Calista abrirá en breve Glamour Vintage, un negocio de barrio de arreglos y costura. Su hija Ana Marta es lista como el hambre y quiere dedicarse al cine. Saca buenas notas y toca el ukelele. Las dos viven en una de las casas de la parroquia. «Hasta llegar aquí lloré demasiado. Tuve una etapa de sonrisa histérica y otra de silencio, de absorber, de saborear. Ahora ando valorando el punto, porque soy consciente de que estoy viviendo una curación. Dios está al final del túnel».
Ángel está en el coro de la parroquia y hace las lecturas en misa cuando su trabajo en el quiosco El Retiro le ofrece un respiro. Después de 1.135 días en la cárcel y 150 noches de manta sucia sobre la acera, «estaba muerto» y ha «aprendido» a quererse. «Aunque tengo que estar alerta para no volver a caer, gracias a la parroquia he salido del acantilado. Ahora, sin la Iglesia estoy desnudo. ¡Tengo un enganche tremendo a Dios! No soy Superman y he conseguido salir del hoyo, porque todos nos merecemos una segunda oportunidad».
Elita limpia hoy en una residencia del Opus Dei con contrato indefinido. Está feliz con su trabajo, su pisito, y su hijo Francisco Javier. Sigue ayudando cuando puede en el comedor social que le dio un sustento. Ahí está ella, sonriente de verdad: la que fue voluntaria y no tuvo más remedio que agachar la cabeza para sobrevivir a la cruda realidad.

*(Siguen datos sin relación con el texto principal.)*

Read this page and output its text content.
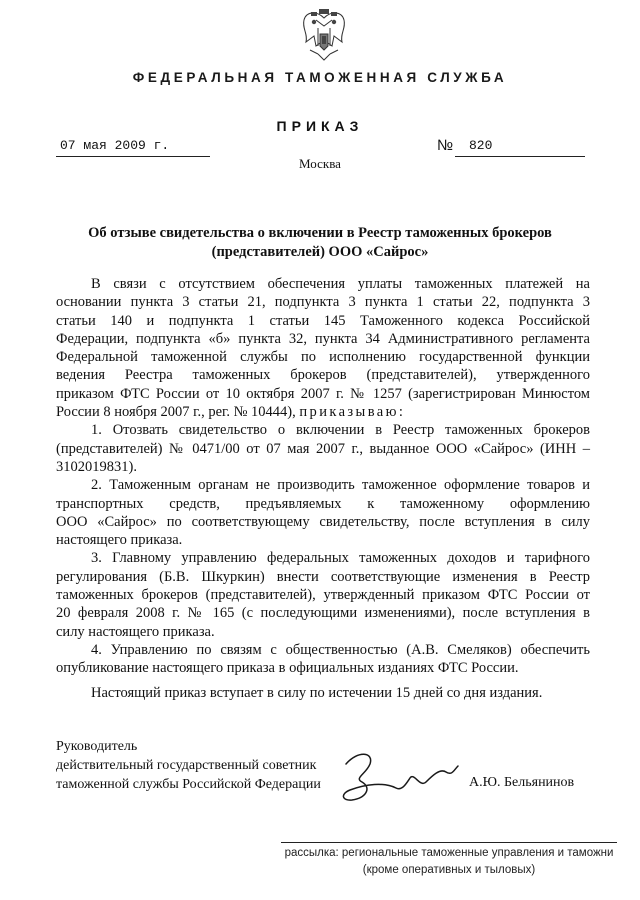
ФЕДЕРАЛЬНАЯ ТАМОЖЕННАЯ СЛУЖБА
ПРИКАЗ
07 мая 2009 г.	№ 820
Москва
Об отзыве свидетельства о включении в Реестр таможенных брокеров
(представителей) ООО «Сайрос»
В связи с отсутствием обеспечения уплаты таможенных платежей на
основании пункта 3 статьи 21, подпункта 3 пункта 1 статьи 22, подпункта 3
статьи 140 и подпункта 1 статьи 145 Таможенного кодекса Российской
Федерации, подпункта «б» пункта 32, пункта 34 Административного регламента
Федеральной таможенной службы по исполнению государственной функции
ведения Реестра таможенных брокеров (представителей), утвержденного
приказом ФТС России от 10 октября 2007 г. № 1257 (зарегистрирован Минюстом
России 8 ноября 2007 г., рег. № 10444), приказываю:
1. Отозвать свидетельство о включении в Реестр таможенных брокеров
(представителей) № 0471/00 от 07 мая 2007 г., выданное ООО «Сайрос» (ИНН –
3102019831).
2. Таможенным органам не производить таможенное оформление товаров и
транспортных средств, предъявляемых к таможенному оформлению
ООО «Сайрос» по соответствующему свидетельству, после вступления в силу
настоящего приказа.
3. Главному управлению федеральных таможенных доходов и тарифного
регулирования (Б.В. Шкуркин) внести соответствующие изменения в Реестр
таможенных брокеров (представителей), утвержденный приказом ФТС России от
20 февраля 2008 г. № 165 (с последующими изменениями), после вступления в
силу настоящего приказа.
4. Управлению по связям с общественностью (А.В. Смеляков) обеспечить
опубликование настоящего приказа в официальных изданиях ФТС России.
Настоящий приказ вступает в силу по истечении 15 дней со дня издания.
Руководитель
действительный государственный советник
таможенной службы Российской Федерации	А.Ю. Бельянинов
рассылка: региональные таможенные управления и таможни
(кроме оперативных и тыловых)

José Manuel cuida ancianos. Sí, con su carrera de Económicas bajo el brazo. Es feliz así, sin cadenas asesinas. Redescubrió a Dios y se hizo neocatecumenal. Ha convertido su piso en casa de acogida para dos familias más y no se le conocen parientes.
Le pregunto de sopetón después de escuchar su historia:
−¿Tú has sido muy cabrón?
−Sí.
−¿Y de eso cómo te curas?
−Con misericordia... La he recibido y la he sentido de verdad.
José Manuel descubrió la parroquia un miércoles y esa misma tarde empezó a dar clases de apoyo a los niños del barrio. El sábado siguiente superó la prueba del nueve:
−El párroco: ¿Sabes conducir?
−Él: Sí.
−El párroco: Toma estos 300 euros, coge mi coche y ve a Rivas a por un castillo inflable para que los niños disfruten en la fiesta de las familias.
−Él: ¿Qué parte de que soy cocainómano y alcohólico no ha entendido usted, que me da 300 euros, un coche y la obligación de pasar por la Cañada Real?
−El párroco: ¿Lo vas a hacer?
−Él: ¡Sí!
«Y aquí estoy», dice.
Antes de su ascensión, José Manuel temía morir solo. Mientras renacía, el domingo pasado se lo llevó para siempre un ictus. No tenía familia, pero más de cien personas estuvieron en su funeral. Era su gente de la parroquia, la que le encarriló hasta el final. Eran los mismos que ahora diseñan un sencillo columbario para que reposen en paz sus cenizas. Mientras sus amigos de los 80 «o siguen enganchados a la coca o están en el cementerio de La Almudena», él había vuelto a nacer para siempre.
En esta parroquia bajo el puente se resucitan zombis urbanos. No es cuestión de fe. Es cuestión de encender la grabadora y escuchar las historias de un Matrix que está ahí al lado. Con su parada de metro.